Mevla Teala Hazretleri şöyle buyuruyor:
''Haberdar olunuz ki!Kalpler ancak Allah'ın zikri ile mutmain olur''(Rad 28)
Mutmain oluyor demek, yerleşiyor, rahat ediyor, huzura kavuşuyor, vesveselere evhamlara, ümidsizliklere yer kalmıyor.Böyle bir kalp sağlam bir kalptir.

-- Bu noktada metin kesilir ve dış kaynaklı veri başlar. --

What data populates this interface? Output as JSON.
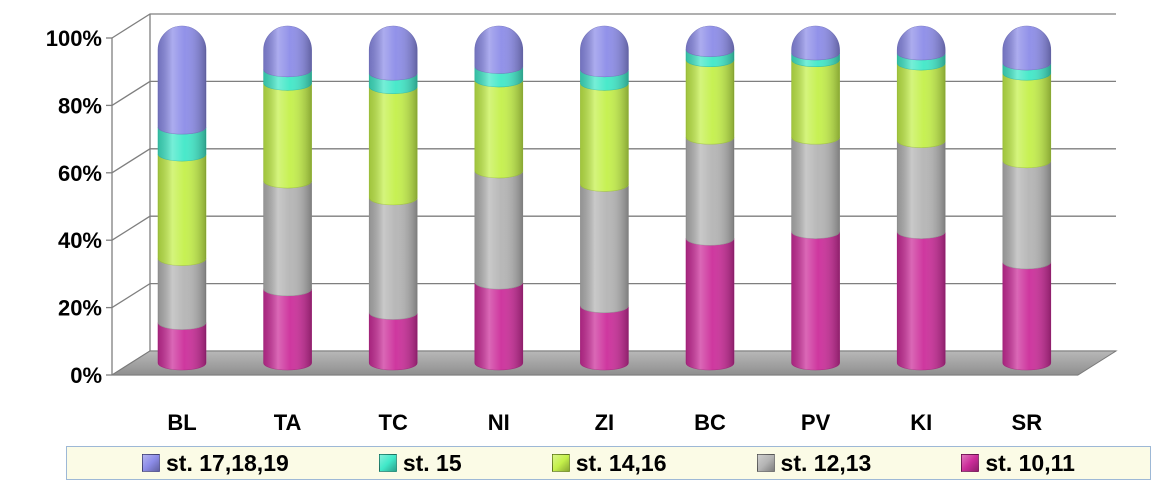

Zikir bütün hayırların kapısıdır.Zikretmek en büyük matlub ve maksattır.Zira hakkında:
''Ve zikrullah herşeyden büyüktür''(Ankebut 45) buyurulmuştur.İnsan Allah-u Teala'nın kendisine nur vermesini istiyorsa, kalbini zikrullah ile devamlı açık tutacak.
Mısra:
''Padişah konmaz saraya, hane mamur olmadıkça''
Bir insan dahi, kirli, tozlu, dağınık olan bir eve girmek istemez.Bir hadisi kudside de şöyle buyuruluyor:
''Beni yerim göğüm almaz.Ancak mümin kulumun kalbi alır''
Yerler ve gökler ne kadar geniş ise de mekaniyet üzeredir.Allah Teala ise lamekanidir.La mekani olan, mekana sığmaz.Allah Teala kalibi la mekaniyet (mekansızlık) üzere yarattı.Onun için ''Mümin kulumun kalbine sığarım'' buyurdu.